One of our esteemed clients in e-commerce has been struggling with increasing cloud spend around USD 79k which keeps compounding month on month, before we took over. We analyzed their infrastructure thoroughly and came up with a list of options which have been exercised to bring down the cost.
We identified a set of applications on machines which need to be always running. We opted for the Compute Savings Plan in AWS where it will automatically bill your computing usage at reduced Savings Plans rates without paying any upfront fees. Through this, the customer was able to save ~21% of their existing spend, which is an immediate savings reflected on their next billing cycle.
The customer was using x86 processor-based machines for all applications. We suggested they use Graviton-based machines instead. Powered by ARM-based processors, Graviton instances typically come at a lower price point compared to x86 processors without any performance compromise. AWS also states they consume less power, which benefits AWS in the backend and encourages them to offer these at a lower cost. After ensuring all tools and automations were in place, we moved the applications one by one, helping the customer save around USD 3k per month.

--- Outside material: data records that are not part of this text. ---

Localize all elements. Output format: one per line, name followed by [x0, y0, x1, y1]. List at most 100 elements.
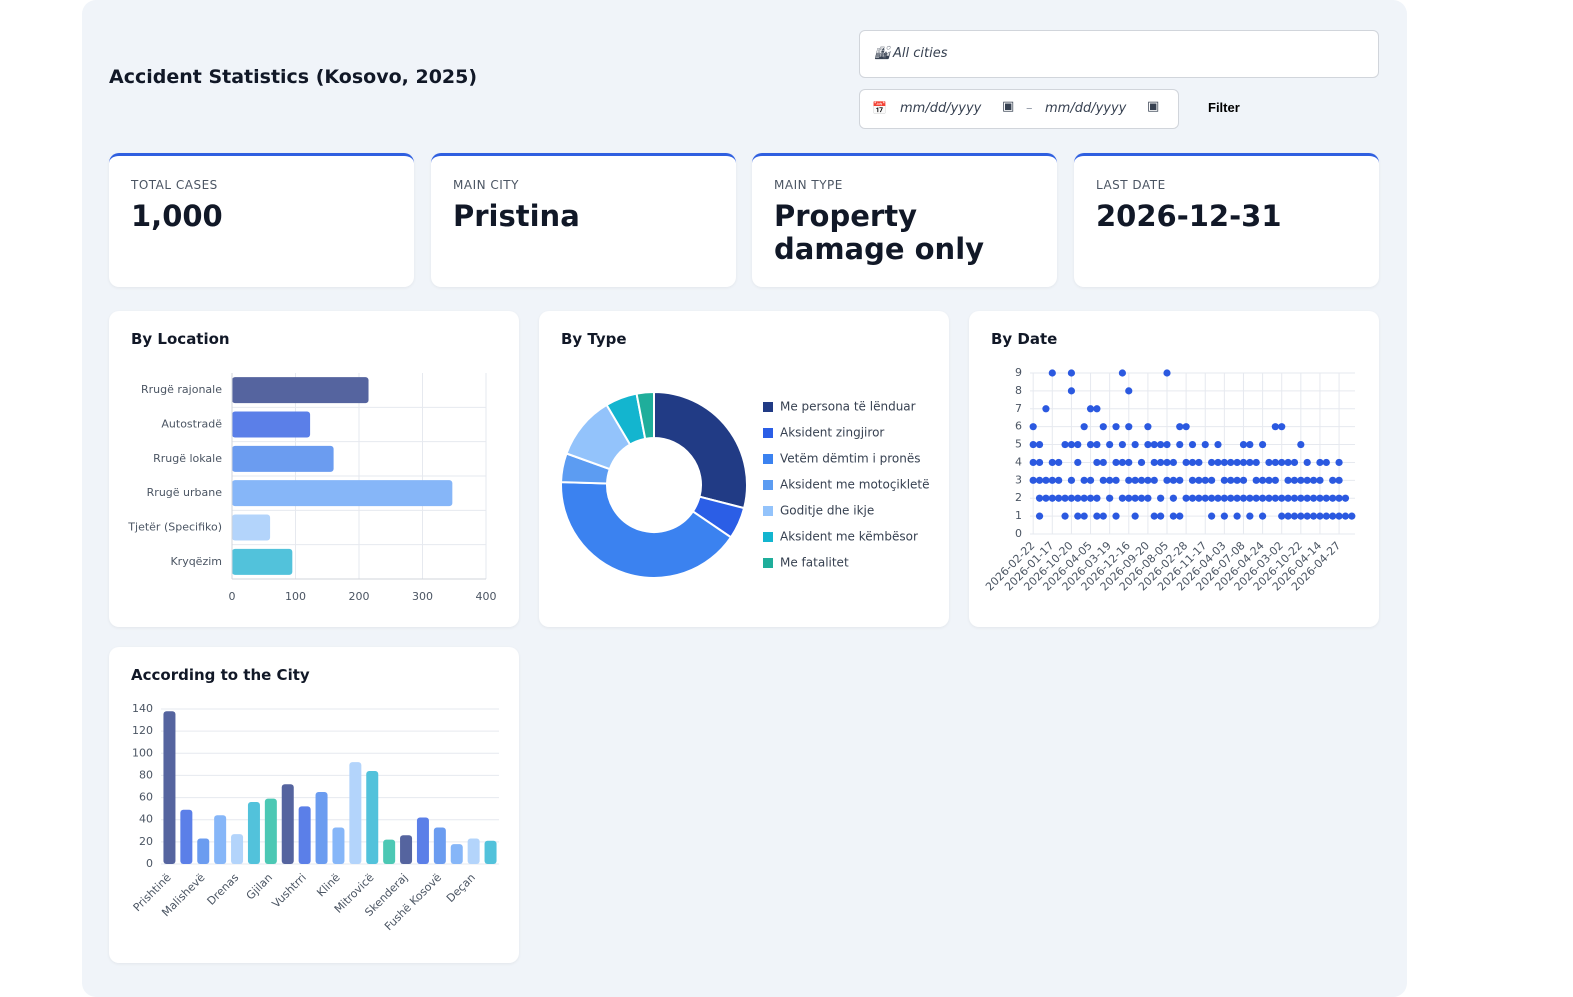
- date-from[interactable]: mm/dd/yyyy: [900, 101, 982, 116]
- dot: [1029, 423, 1037, 431]
- date-range: 📅 mm/dd/yyyy ▣ – mm/dd/yyyy ▣: [859, 89, 1179, 129]
- dot: [1335, 512, 1343, 520]
- dot: [1125, 458, 1133, 467]
- dot: [1150, 440, 1158, 449]
- calendar-icon: 📅: [872, 101, 887, 115]
- dot: [1201, 494, 1209, 502]
- legend-label: Aksident me motoçikletë: [780, 478, 930, 492]
- dot: [1265, 458, 1273, 467]
- dot: [1048, 369, 1056, 377]
- dot: [1297, 512, 1305, 520]
- dot: [1220, 494, 1228, 502]
- dot: [1329, 512, 1337, 520]
- y-tick-label: Kryqëzim: [170, 555, 222, 568]
- chart-title: According to the City: [131, 666, 310, 684]
- y-tick-label: 140: [132, 702, 153, 715]
- dot: [1137, 458, 1146, 467]
- dot: [1208, 458, 1216, 467]
- dot: [1150, 476, 1158, 484]
- dot: [1157, 458, 1165, 467]
- dot: [1195, 458, 1203, 467]
- bar: [433, 827, 446, 864]
- dot: [1137, 476, 1146, 484]
- dot: [1316, 458, 1324, 467]
- dot: [1035, 440, 1044, 449]
- dot: [1341, 494, 1350, 502]
- y-tick-label: 40: [139, 813, 153, 826]
- bar: [315, 792, 328, 864]
- dot: [1309, 476, 1318, 484]
- kpi-label: TOTAL CASES: [131, 178, 218, 192]
- kpi-card: TOTAL CASES 1,000: [109, 153, 414, 287]
- dot: [1201, 440, 1209, 449]
- chart-title: By Type: [561, 330, 627, 348]
- dot: [1278, 494, 1286, 502]
- x-tick-label: Deçan: [444, 871, 478, 905]
- bar: [281, 784, 294, 864]
- y-tick-label: Tjetër (Specifiko): [127, 521, 222, 534]
- y-tick-label: 3: [1015, 473, 1022, 486]
- legend-label: Me persona të lënduar: [780, 400, 916, 414]
- dot: [1118, 440, 1127, 449]
- dot: [1239, 440, 1248, 449]
- dot: [1086, 494, 1095, 502]
- dot: [1042, 494, 1050, 502]
- kpi-value: 2026-12-31: [1096, 199, 1282, 233]
- dot: [1239, 494, 1248, 502]
- dot: [1150, 458, 1158, 467]
- dot: [1258, 512, 1267, 520]
- y-tick-label: 7: [1015, 402, 1022, 415]
- dot: [1131, 494, 1139, 502]
- chart: 01234567892026-02-222026-01-172026-10-20…: [983, 366, 1356, 593]
- bar: [232, 514, 271, 541]
- legend-label: Me fatalitet: [780, 556, 849, 570]
- dot: [1176, 512, 1184, 520]
- bar: [180, 809, 193, 864]
- dot: [1322, 458, 1330, 467]
- dot: [1106, 494, 1114, 502]
- bar: [232, 445, 334, 472]
- dot: [1284, 458, 1292, 467]
- bar: [232, 548, 293, 575]
- dot: [1220, 476, 1228, 484]
- dot: [1348, 512, 1356, 520]
- dot: [1112, 476, 1120, 484]
- legend-label: Aksident me këmbësor: [780, 530, 918, 544]
- dot: [1182, 458, 1190, 467]
- dot: [1029, 476, 1037, 484]
- dot: [1061, 440, 1069, 449]
- dot: [1252, 476, 1260, 484]
- dot: [1265, 476, 1273, 484]
- city-select[interactable]: 🏙 All cities: [859, 30, 1379, 78]
- dot: [1169, 512, 1177, 520]
- legend-swatch: [763, 428, 773, 438]
- dot: [1290, 458, 1299, 467]
- date-to[interactable]: mm/dd/yyyy: [1045, 101, 1127, 116]
- chart: 020406080100120140PrishtinëMalishevëDren…: [131, 702, 499, 933]
- dot: [1233, 458, 1241, 467]
- bar: [264, 798, 277, 864]
- dot: [1093, 458, 1101, 467]
- date-from-picker[interactable]: ▣: [1002, 99, 1015, 114]
- date-to-picker[interactable]: ▣: [1147, 99, 1160, 114]
- bar: [247, 802, 260, 864]
- filter-button[interactable]: Filter: [1196, 100, 1252, 115]
- y-tick-label: Rrugë rajonale: [141, 383, 222, 396]
- y-tick-label: 5: [1015, 438, 1022, 451]
- dot: [1188, 494, 1197, 502]
- dot: [1246, 512, 1254, 520]
- dot: [1182, 423, 1190, 431]
- dot: [1106, 440, 1114, 449]
- dot: [1208, 476, 1216, 484]
- y-tick-label: 0: [146, 857, 153, 870]
- bar: [214, 815, 227, 864]
- dot: [1067, 369, 1076, 377]
- dot: [1125, 494, 1133, 502]
- bar: [163, 711, 176, 864]
- legend-label: Aksident zingjiror: [780, 426, 884, 440]
- dot: [1271, 476, 1279, 484]
- dot: [1055, 458, 1063, 467]
- dot: [1227, 476, 1235, 484]
- chart-title: By Location: [131, 330, 230, 348]
- dot: [1055, 494, 1063, 502]
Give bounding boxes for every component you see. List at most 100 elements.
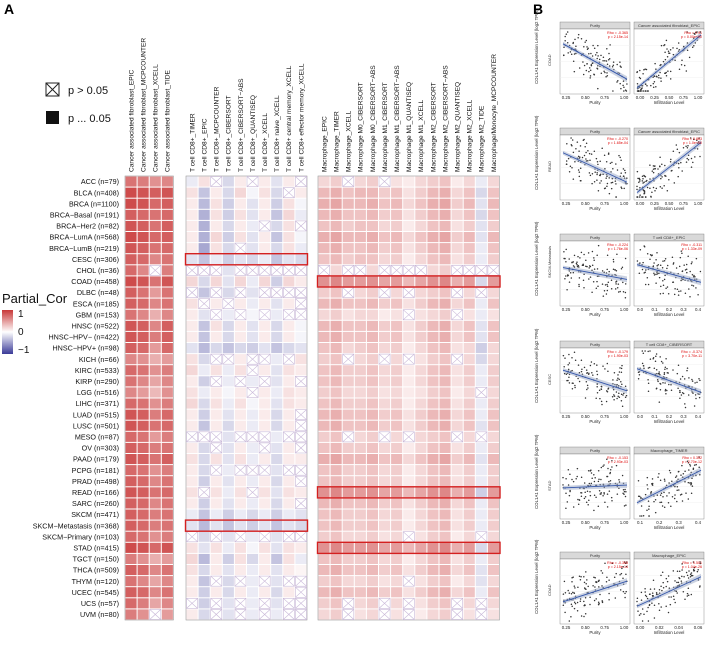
scatter-point — [652, 86, 655, 89]
heatmap-cell — [415, 454, 427, 465]
scatter-point — [621, 405, 624, 408]
heatmap-cell — [137, 343, 149, 354]
heatmap-cell — [222, 531, 234, 542]
scatter-point — [621, 364, 623, 367]
scatter-point — [646, 84, 648, 87]
heatmap-cell — [366, 520, 378, 531]
scatter-point — [593, 509, 595, 512]
scatter-point — [607, 281, 610, 284]
heatmap-cell — [137, 331, 149, 342]
heatmap-cell — [451, 520, 463, 531]
x-tick-label: 0.50 — [665, 95, 674, 100]
heatmap-cell-ns-mark — [451, 309, 463, 321]
heatmap-cell — [271, 609, 283, 620]
heatmap-cell — [330, 498, 342, 509]
heatmap-cell — [391, 587, 403, 598]
scatter-point — [662, 381, 664, 384]
scatter-point — [617, 79, 619, 82]
scatter-point — [578, 499, 581, 501]
heatmap-cell — [295, 387, 307, 398]
regression-line — [636, 142, 702, 193]
heatmap-cell — [222, 232, 234, 243]
heatmap-cell — [354, 398, 366, 409]
scatter-point — [570, 615, 572, 618]
scatter-point — [574, 359, 577, 361]
scatter-point — [691, 574, 694, 577]
x-tick-label: 0.02 — [655, 625, 664, 630]
scatter-point — [592, 374, 594, 376]
heatmap-cell — [366, 243, 378, 254]
row-label: KIRP (n=290) — [75, 377, 119, 386]
scatter-point — [570, 143, 573, 146]
column-label: Macrophage M2_CIBERSORT — [430, 82, 437, 172]
heatmap-cell — [137, 376, 149, 387]
heatmap-cell-ns-mark — [342, 176, 355, 187]
heatmap-cell-ns-mark — [283, 575, 295, 587]
scatter-point — [659, 293, 662, 295]
scatter-point — [593, 259, 595, 261]
scatter-point — [608, 490, 611, 492]
scatter-point — [601, 270, 604, 272]
scatter-point — [690, 492, 693, 495]
heatmap-cell — [222, 243, 234, 254]
heatmap-cell-ns-mark — [186, 287, 198, 298]
heatmap-cell — [415, 365, 427, 376]
row-label: SARC (n=260) — [72, 499, 119, 508]
heatmap-cell — [222, 476, 234, 487]
heatmap-cell — [247, 565, 259, 576]
heatmap-cell — [247, 587, 259, 598]
scatter-point — [607, 59, 610, 61]
heatmap-cell — [125, 565, 137, 576]
scatter-point — [597, 244, 600, 247]
heatmap-cell — [451, 243, 463, 254]
heatmap-cell — [354, 209, 366, 220]
scatter-point — [620, 268, 623, 270]
scatter-point — [653, 81, 656, 83]
heatmap-cell — [427, 520, 439, 531]
scatter-point — [647, 620, 650, 622]
heatmap-cell — [475, 254, 487, 265]
scatter-point — [690, 574, 693, 577]
scatter-point — [643, 191, 646, 193]
scatter-point — [678, 166, 680, 169]
heatmap-cell — [354, 409, 366, 420]
scatter-point — [572, 151, 575, 154]
heatmap-cell-ns-mark — [270, 287, 283, 298]
cancer-label: COAD — [547, 584, 552, 596]
column-label: Macrophage_XCELL — [346, 110, 353, 172]
x-tick-label: 0.00 — [636, 201, 645, 206]
heatmap-cell — [247, 243, 259, 254]
heatmap-cell — [161, 431, 173, 442]
heatmap-cell — [366, 187, 378, 198]
heatmap-cell — [379, 320, 391, 331]
scatter-point — [678, 290, 680, 293]
scatter-point — [699, 474, 701, 476]
scatter-point — [680, 493, 683, 496]
heatmap-cell — [379, 576, 391, 587]
heatmap-cell — [354, 420, 366, 431]
heatmap-cell — [403, 232, 415, 243]
heatmap-cell — [222, 598, 234, 609]
heatmap-cell — [283, 476, 295, 487]
x-tick-label: 0.0 — [637, 414, 644, 419]
facet-strip-label: Cancer associated fibroblast_EPIC — [638, 129, 700, 134]
x-tick-label: 0.50 — [581, 414, 590, 419]
scatter-point — [625, 562, 627, 565]
heatmap-cell — [161, 598, 173, 609]
row-label: SKCM−Metastasis (n=368) — [33, 521, 119, 530]
heatmap: ACC (n=79)BLCA (n=408)BRCA (n=1100)BRCA−… — [33, 38, 501, 621]
heatmap-cell — [271, 431, 283, 442]
scatter-point — [688, 56, 691, 59]
scatter-point — [659, 71, 661, 74]
heatmap-cell-ns-mark — [378, 609, 391, 620]
heatmap-cell-ns-mark — [295, 298, 307, 309]
heatmap-cell — [295, 198, 307, 209]
x-tick-label: 0.00 — [636, 625, 645, 630]
heatmap-cell — [283, 487, 295, 498]
heatmap-cell — [271, 487, 283, 498]
heatmap-cell — [137, 232, 149, 243]
scatter-point — [608, 598, 610, 601]
facet-strip-label: Purity — [590, 342, 600, 347]
heatmap-cell — [198, 243, 210, 254]
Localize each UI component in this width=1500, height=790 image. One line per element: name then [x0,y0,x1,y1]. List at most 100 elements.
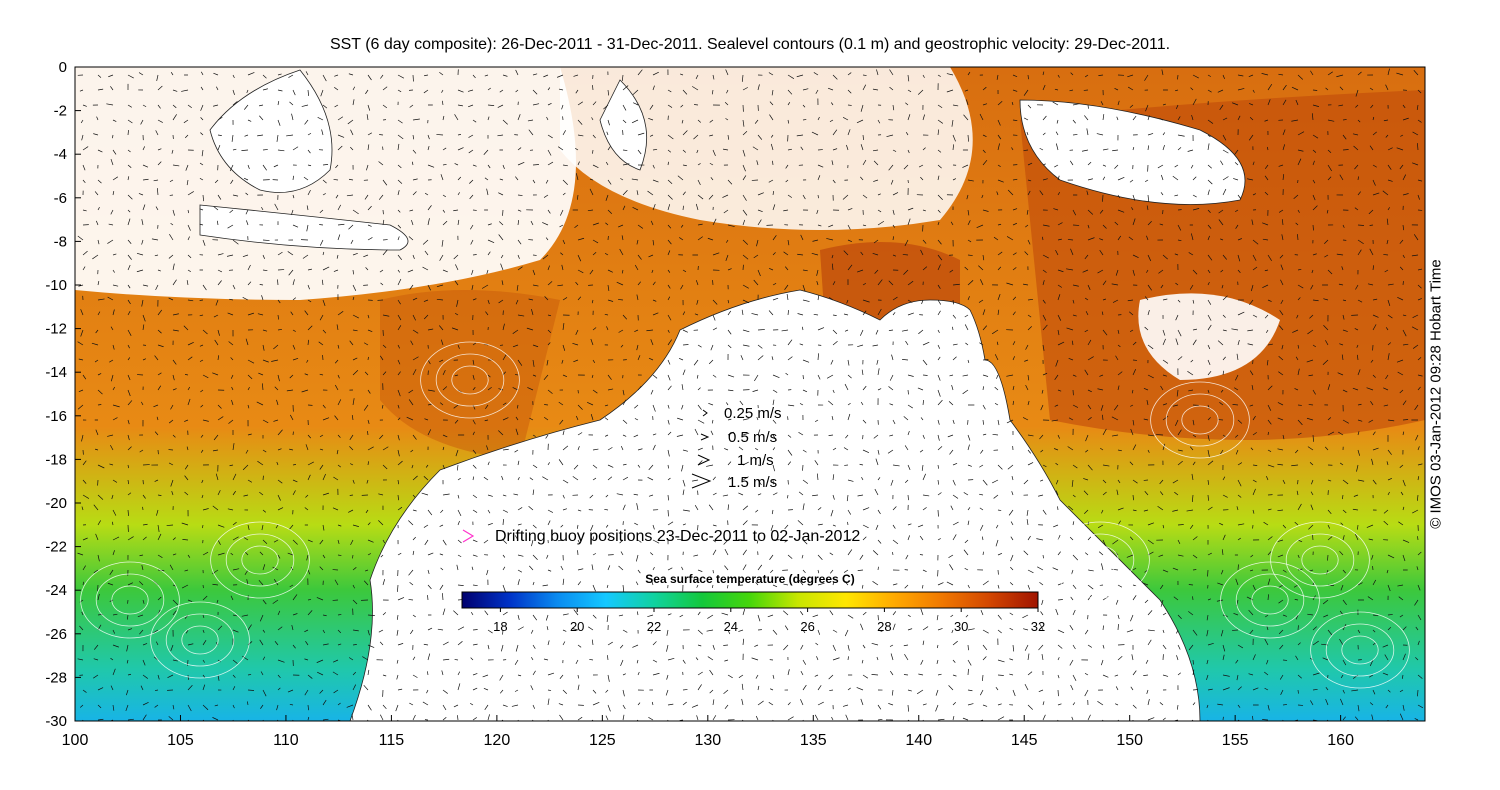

Some applications were using SQS Queues as a message queuing technique. We discovered the traffic flow and realized that pulling messages from queues was going through the internet instead of AWS Network. Every message being pulled through the internet increased bandwidth usage and cost. By configuring the VPC PrivateLink, applications hosted in EC2 and EKS now communicate to AWS SQS via AWS Network Backbone, saving around USD 5k per month.
The environment had many snapshots and AMIs taken regularly as backups, along with several hundred unattached volumes. With over 1500 AMIs and even more snapshots across regions, we developed a script and logic to regularly clean up unused and unnecessary snapshots, volumes, and AMIs.
We observed the e-commerce platform had region-specific traffic patterns, with peak traffic during the day and less traffic at night. We created schedules to run machines at optimal numbers during off-peak hours, adding additional machines during peak hours. This scheduling helped the customer save a lot of money.
We optimized scaling with schedules, but further improvements were needed. Applications run different components on EC2 machines and Kubernetes, such as query servers that utilize more memory. For consumer pods on K8s, we used Keda to scale based on the number of messages rather than CPU/memory.
For EC2, we developed an in-house tool to integrate with Prometheus and trigger events based on custom metrics, allowing appropriate scaling of EC2 Autoscaling Groups based on memory utilization and customer queries. This long-term optimization strategy saved money and avoided issues due to improper provisioning.